Title: Updated efficacy and safety results of JNJ-5322, a novel, next-generation BCMA×GPRC5D×CD3 trispecific antibody, in patients with Relapsed/Refractory multiple myeloma
Finally I found the 10th abstract for ASH25
Phase 3 randomized study of teclistamab plus daratumumab versus investigator’s choice of DPd/DVd in Pts with RRMM: majestec-3
Practice-changing data in RRMM! MajesTEC-3 is the first phase 3 trial of a BCMA×CD3 bispecific in MM, comparing Teclistamab + Daratumumab (Tec-Dara) vs DPd/DVd in pts with 1–3 prior lines. Results: Profound PFS & OS benefit with Tec-Dara.
Why this matters:
In RRMM, attrition rises & response durability falls with each LOT. Early introduction of effective immunotherapies is crucial. Dara creates an immune-permissive microenvironment → synergistic with Tec’s T-cell redirection.
Population:
587 pts, median age 64 (range 25–88), median 2 prior LOTs. Included: len-refractory, high-risk cytogenetics, soft-tissue plasmacytomas, prior anti-CD38 exposure. Excluded: anti-CD38–refractory, prior BCMA-therapy.
Primary Endpoint:
PFS Tec-Dara reduced risk of progression/death by 83% vs DPd/DVd. HR 0.17 (95% CI 0.12–0.23, P<0.0001) mPFS: NR vs 18.1 mo 36-mo PFS: 83.4% vs 29.7%
Consistent across ALL prespecified subgroups—including ≥75 yrs & high-risk disease.
Depth of response:
Tec-Dara delivered substantially higher response quality. ≥CR: 81.8% vs 32.1% ORR: 89.0% vs 75.3% MRD-neg (10⁻⁵): 58.4% vs 17.1% These are benchmark-level results for early-relapse RRMM
Overall Survival:
Tec-Dara significantly improved OS. HR 0.46 (95% CI 0.32–0.65; P<0.0001) 36-mo OS: 83.3% vs 65.0%
90% of pts alive at 6 months lived to 30 months
Treatment exposure:
Pts stayed on Tec-Dara much longer:
- Median tx duration: 32.4 vs 16.1 mo
- 71% on therapy at cutoff vs 28.3% (DPd/DVd).
Safety:
Overall grade 3/4 & grade 5 TEAEs similar across arms.
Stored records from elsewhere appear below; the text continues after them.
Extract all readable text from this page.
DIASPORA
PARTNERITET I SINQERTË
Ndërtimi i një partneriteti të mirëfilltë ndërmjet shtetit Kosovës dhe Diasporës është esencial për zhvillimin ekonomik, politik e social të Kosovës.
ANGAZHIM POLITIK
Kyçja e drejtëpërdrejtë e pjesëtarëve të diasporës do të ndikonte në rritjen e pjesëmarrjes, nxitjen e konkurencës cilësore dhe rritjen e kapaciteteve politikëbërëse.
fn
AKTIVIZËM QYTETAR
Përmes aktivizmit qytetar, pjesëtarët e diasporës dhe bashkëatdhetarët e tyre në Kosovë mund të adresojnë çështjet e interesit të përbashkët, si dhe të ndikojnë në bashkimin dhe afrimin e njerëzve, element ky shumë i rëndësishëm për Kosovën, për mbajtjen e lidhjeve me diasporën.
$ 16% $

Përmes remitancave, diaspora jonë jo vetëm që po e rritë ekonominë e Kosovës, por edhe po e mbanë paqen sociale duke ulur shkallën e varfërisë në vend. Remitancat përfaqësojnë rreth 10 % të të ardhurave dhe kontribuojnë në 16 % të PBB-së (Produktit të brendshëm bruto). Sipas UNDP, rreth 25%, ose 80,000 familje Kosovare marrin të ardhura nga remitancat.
CRS: 60.1% (mostly grade 1/2) ICANS: 1.1% Infections higher with Tec-Dara (96.5% any grade; 54.1% grade 3/4) but decreased over time with Q4W dosing + Ig & antimicrobial prophylaxis. Discontinuation due to AEs stayed low (4.6%)
Conclusion:
Tec-Dara demonstrates clinically remarkable, statistically robust improvements in PFS, OS, MRD, and depth of response. With 83% of pts PFS-alive at 3 yrs, this off-the-shelf immunotherapy is poised to become a new standard of care at first relapse.”